The thing that would impress me more in the longer term is that they are maintaining the same dividend yield basis on this company, so that's a positive.

Giving back some of our own money, that's also positive - it'll give you some cash, so that means, let's look at the stock and say C$44.20, so I get C$4 back, so it's C$40.20, combined company -- it's probably worth that, I would think.

There is a speculative premium here and they are trying to match the speculative premium with some cash up front. On the Maple deal, I end up with some cash ... and end up with Maple shares, which is a company controlled by its customers, and therefore, what pricing power do you have? And how are they going to value Alpha when they roll it in there?

I think Wellington used the phrase at Waterloo that it was a close-run thing, and that phrase is probably going to be applicable here -- this is a close run deal.

I think the other side are going to come back with something more, something different and something more clarified.
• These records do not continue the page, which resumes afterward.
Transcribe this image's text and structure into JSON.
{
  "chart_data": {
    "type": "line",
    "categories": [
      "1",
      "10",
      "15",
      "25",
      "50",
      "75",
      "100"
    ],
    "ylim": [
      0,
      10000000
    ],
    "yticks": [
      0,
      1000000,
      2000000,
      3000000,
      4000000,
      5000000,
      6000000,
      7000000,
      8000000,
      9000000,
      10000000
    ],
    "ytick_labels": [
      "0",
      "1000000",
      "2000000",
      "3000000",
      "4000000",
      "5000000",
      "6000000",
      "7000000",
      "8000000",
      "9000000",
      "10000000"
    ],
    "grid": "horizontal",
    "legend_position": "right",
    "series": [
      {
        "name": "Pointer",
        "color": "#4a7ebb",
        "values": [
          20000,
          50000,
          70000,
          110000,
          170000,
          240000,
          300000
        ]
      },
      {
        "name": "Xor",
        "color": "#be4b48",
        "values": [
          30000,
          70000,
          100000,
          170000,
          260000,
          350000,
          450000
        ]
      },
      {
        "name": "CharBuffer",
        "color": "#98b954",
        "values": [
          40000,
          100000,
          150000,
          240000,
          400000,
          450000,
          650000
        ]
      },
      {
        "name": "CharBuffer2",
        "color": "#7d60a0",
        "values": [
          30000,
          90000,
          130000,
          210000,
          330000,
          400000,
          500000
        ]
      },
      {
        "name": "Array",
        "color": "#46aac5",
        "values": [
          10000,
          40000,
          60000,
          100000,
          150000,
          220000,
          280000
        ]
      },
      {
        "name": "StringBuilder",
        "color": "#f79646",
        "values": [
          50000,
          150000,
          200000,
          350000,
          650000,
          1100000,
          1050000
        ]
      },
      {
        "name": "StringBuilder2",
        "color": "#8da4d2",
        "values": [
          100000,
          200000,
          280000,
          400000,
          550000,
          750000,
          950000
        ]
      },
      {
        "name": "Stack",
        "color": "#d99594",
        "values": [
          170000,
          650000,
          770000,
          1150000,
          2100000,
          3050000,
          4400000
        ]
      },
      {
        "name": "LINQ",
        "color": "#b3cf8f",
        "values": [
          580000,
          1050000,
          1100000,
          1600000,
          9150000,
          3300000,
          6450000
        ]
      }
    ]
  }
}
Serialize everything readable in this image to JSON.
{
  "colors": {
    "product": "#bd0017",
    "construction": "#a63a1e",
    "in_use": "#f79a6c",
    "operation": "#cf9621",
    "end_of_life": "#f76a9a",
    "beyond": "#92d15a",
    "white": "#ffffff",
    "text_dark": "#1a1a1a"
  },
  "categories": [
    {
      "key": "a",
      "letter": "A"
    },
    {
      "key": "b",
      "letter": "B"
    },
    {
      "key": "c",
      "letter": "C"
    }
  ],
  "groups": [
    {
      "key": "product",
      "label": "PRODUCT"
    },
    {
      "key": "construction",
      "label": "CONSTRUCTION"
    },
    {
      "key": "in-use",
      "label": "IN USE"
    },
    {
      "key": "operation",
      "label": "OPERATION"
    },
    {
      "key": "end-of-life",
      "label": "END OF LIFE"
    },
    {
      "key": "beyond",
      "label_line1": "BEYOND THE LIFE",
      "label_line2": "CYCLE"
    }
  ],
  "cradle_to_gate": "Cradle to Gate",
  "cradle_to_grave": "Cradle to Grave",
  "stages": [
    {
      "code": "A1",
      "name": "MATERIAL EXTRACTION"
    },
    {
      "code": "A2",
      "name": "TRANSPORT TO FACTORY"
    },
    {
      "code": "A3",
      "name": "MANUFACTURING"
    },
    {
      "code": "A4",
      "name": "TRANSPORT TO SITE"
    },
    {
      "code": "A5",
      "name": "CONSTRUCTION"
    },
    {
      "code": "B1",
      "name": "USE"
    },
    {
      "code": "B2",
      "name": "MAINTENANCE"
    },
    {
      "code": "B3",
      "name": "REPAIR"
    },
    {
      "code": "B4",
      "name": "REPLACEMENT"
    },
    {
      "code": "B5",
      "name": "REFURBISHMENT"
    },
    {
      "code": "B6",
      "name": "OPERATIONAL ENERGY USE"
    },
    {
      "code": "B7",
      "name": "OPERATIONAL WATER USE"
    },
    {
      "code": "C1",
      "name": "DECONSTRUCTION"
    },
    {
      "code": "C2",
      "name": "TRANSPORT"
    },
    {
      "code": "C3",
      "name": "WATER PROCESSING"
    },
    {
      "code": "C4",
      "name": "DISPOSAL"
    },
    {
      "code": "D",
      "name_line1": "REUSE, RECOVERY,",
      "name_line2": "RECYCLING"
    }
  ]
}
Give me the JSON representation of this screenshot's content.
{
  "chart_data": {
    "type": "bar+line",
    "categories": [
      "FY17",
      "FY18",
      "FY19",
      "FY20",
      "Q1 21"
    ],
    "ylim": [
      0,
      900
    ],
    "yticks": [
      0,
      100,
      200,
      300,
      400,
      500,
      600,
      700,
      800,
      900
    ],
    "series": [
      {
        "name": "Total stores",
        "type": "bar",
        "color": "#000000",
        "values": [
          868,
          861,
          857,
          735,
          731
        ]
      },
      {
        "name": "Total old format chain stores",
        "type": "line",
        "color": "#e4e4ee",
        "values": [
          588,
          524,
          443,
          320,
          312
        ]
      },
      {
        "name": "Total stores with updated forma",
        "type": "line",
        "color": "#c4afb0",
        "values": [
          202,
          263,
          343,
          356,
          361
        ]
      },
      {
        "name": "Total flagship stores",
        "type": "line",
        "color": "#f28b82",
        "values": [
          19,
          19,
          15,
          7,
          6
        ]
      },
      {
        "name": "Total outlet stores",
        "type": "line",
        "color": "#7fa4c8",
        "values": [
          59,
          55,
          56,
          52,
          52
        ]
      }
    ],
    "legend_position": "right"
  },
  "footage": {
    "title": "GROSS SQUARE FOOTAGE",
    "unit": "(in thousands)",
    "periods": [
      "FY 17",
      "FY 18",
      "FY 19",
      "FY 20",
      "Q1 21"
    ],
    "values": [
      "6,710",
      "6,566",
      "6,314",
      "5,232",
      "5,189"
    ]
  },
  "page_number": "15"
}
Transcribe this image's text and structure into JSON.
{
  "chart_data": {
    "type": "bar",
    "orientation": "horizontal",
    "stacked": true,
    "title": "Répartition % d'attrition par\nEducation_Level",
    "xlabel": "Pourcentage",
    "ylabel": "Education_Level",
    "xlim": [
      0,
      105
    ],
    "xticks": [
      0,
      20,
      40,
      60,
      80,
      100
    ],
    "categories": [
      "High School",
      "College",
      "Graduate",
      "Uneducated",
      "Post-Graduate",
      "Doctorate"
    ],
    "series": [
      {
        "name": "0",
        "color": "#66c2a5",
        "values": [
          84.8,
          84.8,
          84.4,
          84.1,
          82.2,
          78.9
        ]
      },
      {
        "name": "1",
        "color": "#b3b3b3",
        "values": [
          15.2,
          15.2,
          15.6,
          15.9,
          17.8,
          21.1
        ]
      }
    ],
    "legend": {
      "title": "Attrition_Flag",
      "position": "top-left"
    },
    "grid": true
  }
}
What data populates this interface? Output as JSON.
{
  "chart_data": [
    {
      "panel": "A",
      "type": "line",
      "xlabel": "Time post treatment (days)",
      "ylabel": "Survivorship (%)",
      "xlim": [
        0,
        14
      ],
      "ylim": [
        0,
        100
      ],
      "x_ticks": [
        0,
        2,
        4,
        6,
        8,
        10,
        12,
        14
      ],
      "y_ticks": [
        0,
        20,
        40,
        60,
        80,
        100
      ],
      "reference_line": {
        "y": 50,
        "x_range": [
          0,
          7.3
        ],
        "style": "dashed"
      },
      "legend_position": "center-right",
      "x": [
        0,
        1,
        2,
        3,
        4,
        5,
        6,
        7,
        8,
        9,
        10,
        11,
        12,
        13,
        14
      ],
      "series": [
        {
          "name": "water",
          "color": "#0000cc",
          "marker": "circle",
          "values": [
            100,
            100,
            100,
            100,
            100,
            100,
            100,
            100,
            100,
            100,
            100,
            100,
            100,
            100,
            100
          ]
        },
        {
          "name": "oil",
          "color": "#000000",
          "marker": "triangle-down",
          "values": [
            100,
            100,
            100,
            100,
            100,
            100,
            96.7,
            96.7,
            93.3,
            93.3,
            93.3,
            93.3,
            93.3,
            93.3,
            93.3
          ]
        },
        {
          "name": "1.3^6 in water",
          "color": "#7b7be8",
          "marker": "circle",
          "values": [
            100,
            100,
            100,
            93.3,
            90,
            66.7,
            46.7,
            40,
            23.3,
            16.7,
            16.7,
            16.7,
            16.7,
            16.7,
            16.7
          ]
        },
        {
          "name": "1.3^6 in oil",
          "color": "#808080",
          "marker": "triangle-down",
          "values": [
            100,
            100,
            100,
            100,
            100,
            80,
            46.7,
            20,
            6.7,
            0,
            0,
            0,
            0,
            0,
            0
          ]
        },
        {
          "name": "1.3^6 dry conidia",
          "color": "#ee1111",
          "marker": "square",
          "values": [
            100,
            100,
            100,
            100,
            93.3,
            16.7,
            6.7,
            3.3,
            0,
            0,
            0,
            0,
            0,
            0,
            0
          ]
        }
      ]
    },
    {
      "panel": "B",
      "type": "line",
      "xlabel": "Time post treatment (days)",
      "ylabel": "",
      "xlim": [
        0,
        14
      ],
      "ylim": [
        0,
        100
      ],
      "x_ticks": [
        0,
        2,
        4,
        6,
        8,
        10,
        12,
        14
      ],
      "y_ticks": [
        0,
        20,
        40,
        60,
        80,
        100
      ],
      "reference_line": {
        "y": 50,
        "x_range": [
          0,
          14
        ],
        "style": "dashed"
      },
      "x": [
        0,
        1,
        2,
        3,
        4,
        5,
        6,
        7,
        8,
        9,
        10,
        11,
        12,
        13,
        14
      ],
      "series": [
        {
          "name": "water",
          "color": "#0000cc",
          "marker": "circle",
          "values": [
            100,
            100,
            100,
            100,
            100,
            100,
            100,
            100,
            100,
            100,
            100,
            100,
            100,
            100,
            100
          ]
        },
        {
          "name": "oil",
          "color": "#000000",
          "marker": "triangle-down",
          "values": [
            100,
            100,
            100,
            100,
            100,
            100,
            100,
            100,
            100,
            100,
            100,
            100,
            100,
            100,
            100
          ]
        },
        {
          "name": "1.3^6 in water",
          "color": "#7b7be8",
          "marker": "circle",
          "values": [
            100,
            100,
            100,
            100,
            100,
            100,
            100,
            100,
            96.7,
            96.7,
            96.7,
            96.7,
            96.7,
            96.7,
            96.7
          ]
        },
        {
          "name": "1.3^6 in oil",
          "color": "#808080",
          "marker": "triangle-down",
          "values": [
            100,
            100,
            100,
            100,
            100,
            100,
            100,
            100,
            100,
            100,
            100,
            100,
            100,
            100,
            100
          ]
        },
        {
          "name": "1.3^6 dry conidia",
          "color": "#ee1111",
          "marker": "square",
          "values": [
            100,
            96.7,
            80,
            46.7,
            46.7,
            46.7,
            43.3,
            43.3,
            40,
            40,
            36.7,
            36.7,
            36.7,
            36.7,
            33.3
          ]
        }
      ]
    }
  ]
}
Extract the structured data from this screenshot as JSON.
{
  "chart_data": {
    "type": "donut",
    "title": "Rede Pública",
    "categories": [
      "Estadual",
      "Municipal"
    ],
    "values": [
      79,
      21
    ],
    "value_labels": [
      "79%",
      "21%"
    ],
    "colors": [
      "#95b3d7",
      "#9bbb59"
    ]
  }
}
I believe markets should be neutral. A market should not be controlled by the biggest proprietary traders and the biggest internalizers of their own trades -- that is they take the other side of the client order -- because the most important thing an exchange does is determine the price of a trade, the price discovery.

MATHIEU ROY, VICE PRESIDENT, LOUISBURG INVESTMENTS

As a TMX shareholder, I'm certainly happy to see the offer being sweetened just before we have to go and vote.

One part of the equations where I think it's going to be difficult to make up your mind today is that I think the market was valuing the LSE as if the LSE-TMX merger wasn't going to happen.

So I wasn't really believing that if you took the 2.9 shares and then applied it and that's what TMX would be trading at today.

With them sweetening the bid and potentially increasing their chances of winning it, or at least getting shareholder approval, I'm curious to see how the LSE will trade when it opens up again, and if it trades off, then even with the $4 dividend, perhaps it still won't be enough to get you to the $48 stated by Maple Group.

I guess my first impression is I'm happy to see a bidding war and I'm open-minded, but I want to see how the LSE trades and I'm still a little more intrigued by the Maple bid.